After reading about Random Hacks of Kindness, I asked UC Berkeley ICT for development expert Kentaro Toyama what he thought about them. Toyama responded:

Anyone imagining that a day or two of hacking will produce solutions to development problems, even in some small part, is either a technologist drunk on her own self-image who believes that she’ll solve a mindboggling social challenge with technology, or a World Bank officer drunk on his own self-image who believes that he’ll solve a mindboggling social challenge by motivating some technologists. In any case, it seems clear they are the kind of folks who don’t learn from history.

We should be wary of being distracted by technologies that can solve some direct problems but will never be able to solve underlying development problems. If an app gives a mother access to maternal health information, but she doesn’t have access to basic healthcare, how much good will it do her?

Toyama, who blogs humorously as the ICT4D Jester, was more optimistic about the initiative’s ability to build capacity of programmers in developing countries:

[T]o the extent that these events generate excitement around the ability to develop software in developing countries, they are fantastic…Among the things that make a country “developed” is its intrinsic capacity to create, adapt, and master technology.

Similarly, much of what makes a country “developed” is an emergent system that permits and promotes problem solving.

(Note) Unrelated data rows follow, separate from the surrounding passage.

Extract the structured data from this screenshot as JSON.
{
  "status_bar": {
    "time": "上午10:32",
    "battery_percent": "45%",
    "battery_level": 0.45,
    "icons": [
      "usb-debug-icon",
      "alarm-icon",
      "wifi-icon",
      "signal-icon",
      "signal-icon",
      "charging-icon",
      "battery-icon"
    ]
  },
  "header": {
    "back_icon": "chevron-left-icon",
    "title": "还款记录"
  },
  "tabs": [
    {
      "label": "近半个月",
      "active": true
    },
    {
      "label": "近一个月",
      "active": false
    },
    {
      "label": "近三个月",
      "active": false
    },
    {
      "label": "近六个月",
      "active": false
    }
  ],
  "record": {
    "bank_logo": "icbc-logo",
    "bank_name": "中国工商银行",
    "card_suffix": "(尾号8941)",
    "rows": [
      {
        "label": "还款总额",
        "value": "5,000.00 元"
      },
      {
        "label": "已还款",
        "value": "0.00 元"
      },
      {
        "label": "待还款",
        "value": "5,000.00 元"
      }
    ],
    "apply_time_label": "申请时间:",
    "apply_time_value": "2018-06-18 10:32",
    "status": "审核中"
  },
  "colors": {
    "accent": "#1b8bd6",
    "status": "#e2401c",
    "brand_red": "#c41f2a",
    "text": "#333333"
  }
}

To paraphrase and adapt a point made previously on this blog: Direct solutions to problems (say, aid programs that use ICTs to locate disaster survivors) may be worthwhile as benefiting a lot of people. But a long list of many such solutions is not development. Development is the gradual emergence of a problem-solving system.

No one really believes that there’s an app for development, but we sometimes seem to talk like there is. We should keep sober our expectations about what ICTs can and cannot accomplish, because getting drunk on techno-hype is sure to cloud our understanding of underlying development issues -- like why certain places lack the problem-solving systems that afford mothers access to basic healthcare.